The Secretary-General released a report for the 59th Commission for Social Development on priority theme: “Socially just transition towards sustainable development: the role of digital technologies on social development and well-being of all”.
Throughout the report the Secretary-General addressed the requirement for a socially just movement towards “inclusive, equitable, resilient and sustainable development” within the context of digital technologies.
The Secretary-General stated that digital technology has the potential to provide new opportunities for achieving three of the core Social Development Goals, including: eradicating poverty, promoting full and productive employment and fostering social inclusion. However, using digital technology to achieve social development presents the issue of the digital divide. Only 53.6 percent of the world uses the Internet, leaving just less than half, without the Internet.
The Secretary-General stressed that “leaving no one behind means leaving no one offline.” He also suggested that “ironically, those on the wrong side of the digital divide are often the social groups whose well-being could be most improved by those technologies.”

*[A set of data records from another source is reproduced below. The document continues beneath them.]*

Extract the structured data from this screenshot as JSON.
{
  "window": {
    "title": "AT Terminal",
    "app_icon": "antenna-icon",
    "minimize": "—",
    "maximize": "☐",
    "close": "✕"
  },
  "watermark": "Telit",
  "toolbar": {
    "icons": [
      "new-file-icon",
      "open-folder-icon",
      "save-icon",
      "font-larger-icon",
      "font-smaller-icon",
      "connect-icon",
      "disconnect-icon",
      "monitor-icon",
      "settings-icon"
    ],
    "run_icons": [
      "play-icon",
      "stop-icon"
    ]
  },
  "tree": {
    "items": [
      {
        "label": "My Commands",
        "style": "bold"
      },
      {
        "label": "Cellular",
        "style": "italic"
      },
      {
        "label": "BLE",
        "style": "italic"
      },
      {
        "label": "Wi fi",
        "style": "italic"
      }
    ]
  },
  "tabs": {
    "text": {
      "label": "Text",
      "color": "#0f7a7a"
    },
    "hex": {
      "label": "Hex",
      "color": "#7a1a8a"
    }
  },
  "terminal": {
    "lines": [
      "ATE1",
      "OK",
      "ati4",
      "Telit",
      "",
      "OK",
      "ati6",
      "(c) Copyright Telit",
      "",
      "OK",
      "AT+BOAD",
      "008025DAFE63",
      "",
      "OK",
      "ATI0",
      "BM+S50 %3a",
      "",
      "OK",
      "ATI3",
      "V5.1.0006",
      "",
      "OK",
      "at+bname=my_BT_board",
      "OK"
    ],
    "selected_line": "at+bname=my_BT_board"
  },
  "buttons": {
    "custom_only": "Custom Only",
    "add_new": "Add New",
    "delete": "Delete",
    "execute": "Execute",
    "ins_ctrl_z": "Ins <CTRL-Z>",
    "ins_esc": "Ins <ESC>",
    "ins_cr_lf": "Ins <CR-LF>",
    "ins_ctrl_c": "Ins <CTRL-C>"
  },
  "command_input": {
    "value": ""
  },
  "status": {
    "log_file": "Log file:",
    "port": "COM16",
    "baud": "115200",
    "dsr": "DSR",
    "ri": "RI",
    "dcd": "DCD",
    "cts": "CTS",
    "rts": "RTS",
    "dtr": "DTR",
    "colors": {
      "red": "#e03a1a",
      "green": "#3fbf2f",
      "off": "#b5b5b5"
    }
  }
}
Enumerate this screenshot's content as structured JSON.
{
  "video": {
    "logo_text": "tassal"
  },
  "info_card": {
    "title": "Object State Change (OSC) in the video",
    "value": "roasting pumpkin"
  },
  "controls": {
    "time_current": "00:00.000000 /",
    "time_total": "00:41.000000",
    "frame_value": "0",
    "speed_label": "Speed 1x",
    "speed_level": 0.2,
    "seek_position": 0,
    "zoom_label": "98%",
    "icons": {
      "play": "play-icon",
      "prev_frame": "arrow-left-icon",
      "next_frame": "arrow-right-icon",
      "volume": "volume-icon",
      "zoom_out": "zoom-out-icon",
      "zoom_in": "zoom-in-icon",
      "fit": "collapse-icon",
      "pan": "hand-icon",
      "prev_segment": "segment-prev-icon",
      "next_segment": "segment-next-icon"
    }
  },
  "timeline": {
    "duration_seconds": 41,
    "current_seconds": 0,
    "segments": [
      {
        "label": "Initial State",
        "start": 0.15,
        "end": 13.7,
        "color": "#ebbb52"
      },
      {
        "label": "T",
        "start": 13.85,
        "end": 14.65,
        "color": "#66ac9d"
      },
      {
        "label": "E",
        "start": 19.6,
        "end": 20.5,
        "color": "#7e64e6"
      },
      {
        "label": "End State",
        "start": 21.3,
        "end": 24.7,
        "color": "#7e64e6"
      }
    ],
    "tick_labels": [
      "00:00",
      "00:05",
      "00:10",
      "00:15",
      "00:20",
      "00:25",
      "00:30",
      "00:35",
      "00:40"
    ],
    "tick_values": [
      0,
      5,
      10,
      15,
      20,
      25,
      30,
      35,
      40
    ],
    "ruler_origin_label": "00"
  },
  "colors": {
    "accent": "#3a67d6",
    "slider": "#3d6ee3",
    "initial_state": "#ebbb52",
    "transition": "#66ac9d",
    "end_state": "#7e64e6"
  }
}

The Secretary-General addressed the four broad categories of the digital divide, including: access, affordability, skills and awareness.
In terms of access, the Secretary-General emphasised the importance of the private sector, in its efforts to increase ICT infrastructure, especially in rural and remote areas. Bangladesh and Myanmar increased their range of broadband from 10 percent to 90 percent by opening up competition in the market.

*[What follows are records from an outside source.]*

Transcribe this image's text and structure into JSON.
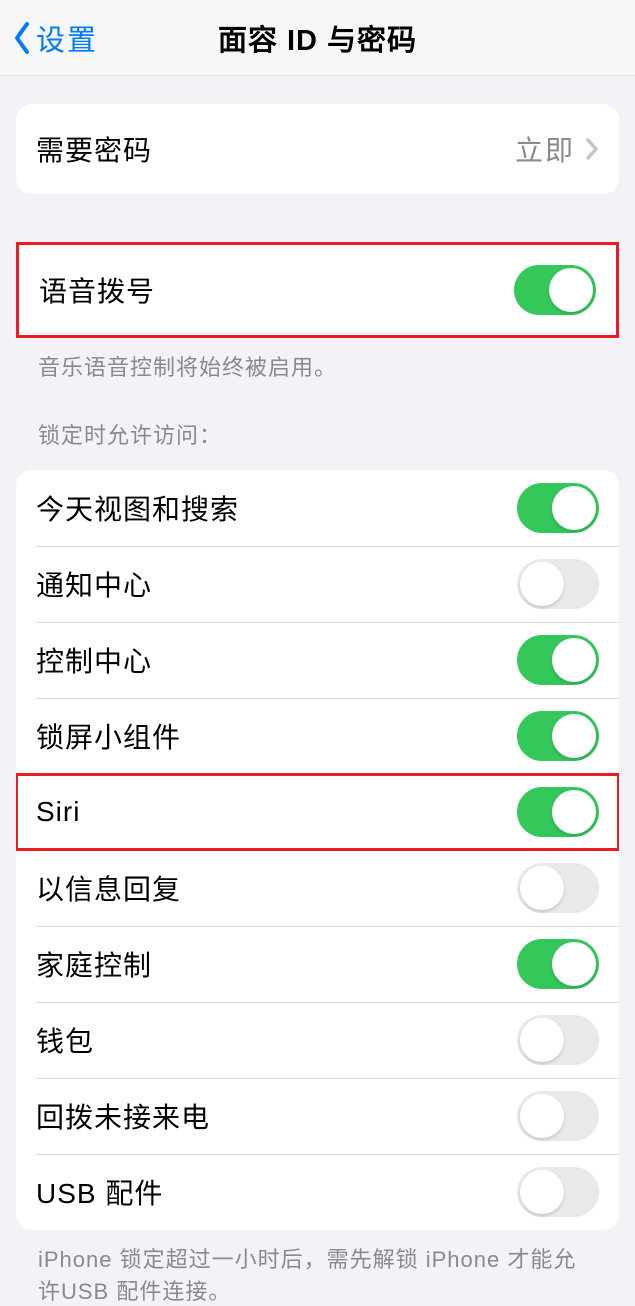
{
  "nav": {
    "back_label": "设置",
    "title": "面容 ID 与密码"
  },
  "require_passcode": {
    "label": "需要密码",
    "value": "立即"
  },
  "voice_dial": {
    "label": "语音拨号",
    "footer": "音乐语音控制将始终被启用。"
  },
  "locked_access": {
    "header": "锁定时允许访问：",
    "items": [
      {
        "label": "今天视图和搜索",
        "on": true
      },
      {
        "label": "通知中心",
        "on": false
      },
      {
        "label": "控制中心",
        "on": true
      },
      {
        "label": "锁屏小组件",
        "on": true
      },
      {
        "label": "Siri",
        "on": true
      },
      {
        "label": "以信息回复",
        "on": false
      },
      {
        "label": "家庭控制",
        "on": true
      },
      {
        "label": "钱包",
        "on": false
      },
      {
        "label": "回拨未接来电",
        "on": false
      },
      {
        "label": "USB 配件",
        "on": false
      }
    ],
    "footer": "iPhone 锁定超过一小时后，需先解锁 iPhone 才能允许USB 配件连接。"
  }
}
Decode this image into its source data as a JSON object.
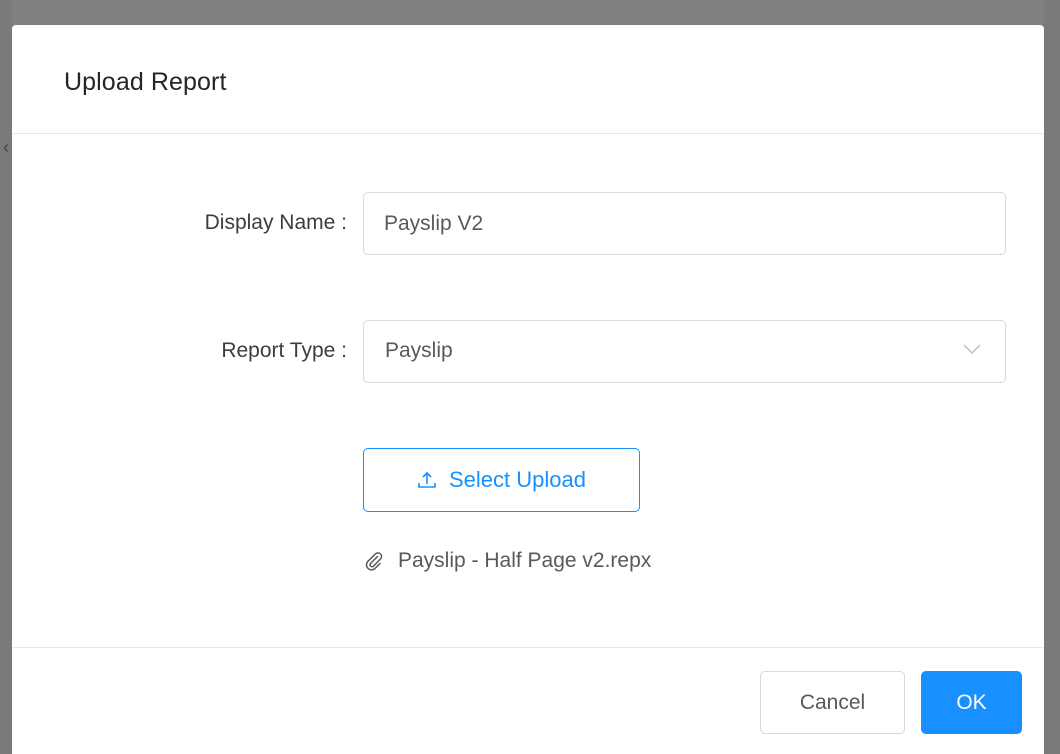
{
  "dialog": {
    "title": "Upload Report"
  },
  "form": {
    "display_name_label": "Display Name :",
    "display_name_value": "Payslip V2",
    "report_type_label": "Report Type :",
    "report_type_value": "Payslip"
  },
  "upload": {
    "button_label": "Select Upload",
    "file_name": "Payslip - Half Page v2.repx"
  },
  "footer": {
    "cancel_label": "Cancel",
    "ok_label": "OK"
  },
  "colors": {
    "accent": "#1890ff",
    "border": "#d9d9d9",
    "text": "#595959",
    "overlay": "#808080"
  },
  "icons": {
    "dropdown": "chevron-down-icon",
    "upload": "upload-icon",
    "attachment": "paperclip-icon"
  }
}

In order to close the digital divide, technological access needs to be affordable. In Africa, the average price for fixed broadband is 64 percent of the continent’s average income. In order to combat this issue, places like Colombia have enforced subsidy programs for low-income households.

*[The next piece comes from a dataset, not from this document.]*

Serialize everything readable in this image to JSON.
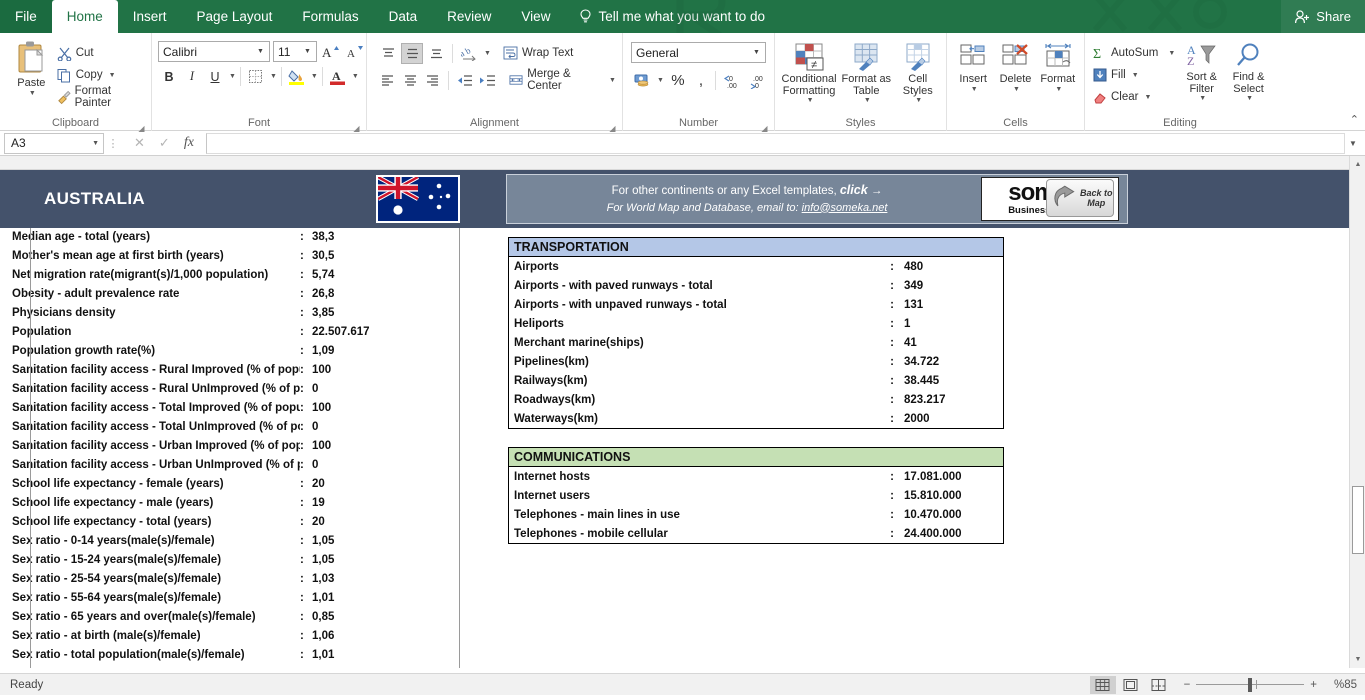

The Secretary-General mentioned that another barrier towards the digital divide is skills. The Secretary-General said that schools are at the heart of efforts to educate individuals on digital skills and proficiency.
Finally, awareness is also a barrier towards the digital divide. There are low incentives to go online due to a scarcity of relevant content online. Encouraging diverse content online will aid the process of decreasing the digital divide.
IBVM/CJ focused their Oral Statement at CSocD59 on the issue of access to quality education and its link to access to digital technology. IBVM/CJ gathered information from the local network on their experience of the impact of unequal access to digital technology on the access to quality education.
They reported that during COVID-19, education has been placed online, which has had positive impacts on those who have access to digital technology. However, those who do not have access to digital technology, are experiencing further inequality. Supporting the issues raised by the UN Secretary-General’s report.